Walking along and noticing the differences: speech, dress, food, architecture, how people move from one point to another, and how they spend each moment with a pace that’s set between apathy and anger.

At times you think this is the reality and then you remember your drive in with the man whose name you couldn’t really understand and the way he casually talked to you and the two other students (one from Alaska, another from Taiwan) about the stories of the Kelpies and why that one town smells awfully of sulphur or about his wife’s friend who was rather large (two meals for everybody else’s one) but was then caught embezzling and went to jail and left a couple years later leaving half of himself behind. You think of the way he answered his phone during a roundabout and solemnly looked behind us to mouth, ‘I need to take this.’ You remember the way the three of us in this truck-car-bus hybrid seemed so eager and wide-eyed and wanting to get this underway. And you feel better. I feel better.

Going to school in Scotland means so much more to me than just school or travel. It means taking a risk, and becoming comfortable with that risk even when it’s a situation where the anxiety can roam and feed and where eventually, hopefully, it becomes nothing more than what it is.

Time for the new and uncomfortable and wonderful and sad. It’s all here, waiting, in Scotland.

 


 

 

It’s nice out.

I can actually see a little bit of the sun through my window and the stone and the concrete. It’s there, it’s not always overcast here. I mean, it was freezing and damp and dreary when I arrived and continued to be that way for the following 10 hours as we waited on the steps for (SOMEONE/ANYONE) the Porter to arrive and let us into our dorms.

But at least it’s nice out right now.

Better not lose it.

 

 


 

 

I didn’t actually go outside. Maybe you thought I did but actually I just enjoy line-breaks.

I couldn’t right now anyway. My head feels like I’ve been up for 30 hours which is quite true. If anything, I’m enjoying the peace and quiet ala Thistle Chambers Flat 3 Room 4 as nobody else has arrived (except for the PhD guy [he’s getting it in aquaculture and finds it very boring] who was already living here for the past year). I’m thinking about the stuff I still need to buy: pots, pans, crockery, utensils, like, one bowl probably–oh, and toilet paper, and a shower caddy, and a garbage pail, and food that isn’t fruit or smoothies or water or leftover Canadian brownies that I will save and store like the wine your grandma leaves in the cellar for when the Pope comes calling.

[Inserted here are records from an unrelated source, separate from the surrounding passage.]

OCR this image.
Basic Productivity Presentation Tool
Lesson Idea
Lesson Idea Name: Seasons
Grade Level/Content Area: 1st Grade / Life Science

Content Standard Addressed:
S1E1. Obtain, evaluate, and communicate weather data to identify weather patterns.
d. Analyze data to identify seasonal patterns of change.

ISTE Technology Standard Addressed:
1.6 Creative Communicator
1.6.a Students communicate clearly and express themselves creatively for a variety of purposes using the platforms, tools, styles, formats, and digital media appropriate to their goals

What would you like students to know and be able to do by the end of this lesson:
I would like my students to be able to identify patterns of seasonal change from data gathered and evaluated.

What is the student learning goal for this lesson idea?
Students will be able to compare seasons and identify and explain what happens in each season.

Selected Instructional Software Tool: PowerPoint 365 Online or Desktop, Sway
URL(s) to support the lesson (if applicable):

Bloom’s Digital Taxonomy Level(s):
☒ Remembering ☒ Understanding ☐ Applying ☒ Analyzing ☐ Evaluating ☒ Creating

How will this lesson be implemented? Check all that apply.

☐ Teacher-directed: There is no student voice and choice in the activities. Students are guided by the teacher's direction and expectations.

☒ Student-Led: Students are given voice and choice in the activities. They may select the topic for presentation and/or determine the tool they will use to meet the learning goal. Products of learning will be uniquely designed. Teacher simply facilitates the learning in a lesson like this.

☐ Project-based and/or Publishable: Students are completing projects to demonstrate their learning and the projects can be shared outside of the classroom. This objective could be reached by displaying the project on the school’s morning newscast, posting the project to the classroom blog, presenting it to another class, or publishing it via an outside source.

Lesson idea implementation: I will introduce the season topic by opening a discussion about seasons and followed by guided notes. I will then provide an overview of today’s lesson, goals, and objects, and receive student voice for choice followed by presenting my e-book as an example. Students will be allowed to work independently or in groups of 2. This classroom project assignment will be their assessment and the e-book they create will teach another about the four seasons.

And I need to get the BRP, obtain my student ID, and finally become enrolled so that I can access the Portal/Library/School-work thing and get to work doing what I’m supposed to be doing here. Which I guess amounts to reading. And watching.

It’s called The Gothic Imagination.  My program is the study of Gothic literature and film and everything in-between. The weird and wacky and wonderful and slightly off-centre genre (I will find a better word in the next few weeks) that encompasses everything from the horrific and slightly sad works of Mary Shelley to the terrifying and slightly sad works of Stephen King, et al.

I mean, it can’t all be Robots and Rainbows around here. Eventually, when you get enough young people together who all seem to have the hots for one another and you’re in a cottage on a lake in the early 19th century in late spring and someone mentions that you’re all going to have a ghost story competition you’re bound to come out of there with two (at least) great novels that just so happen to be cynical and sad and romantic and creepy and emotional and all of the above, again, and again, and again until you’re left with something new and uncanny and not of this world and maybe just a little bit sexy.

We’re also going to watch movies; some Horrific, some Romantic, some so Horrifically-Romantic you just have to call it Love.

Oh, and I’m paying and doing all of this so that I can eventually learn how to become Gary Oldman–er, I mean a Vampire.

This will be a blog for some of this and some of that, maybe some traveling here and there, some pictures, some food, some people. A blog for me as much as it is for you.

 

P.S: Hopefully not all of them will be done on 30 (now 31) hours of no sleep and a diet of pure fruit and smoothie and water and more fruit.

 

grayscale photography of two horse statues
Kelpie statues that we drove by on the way to Stirling. Found on the internet, dark enough to do the job methinks.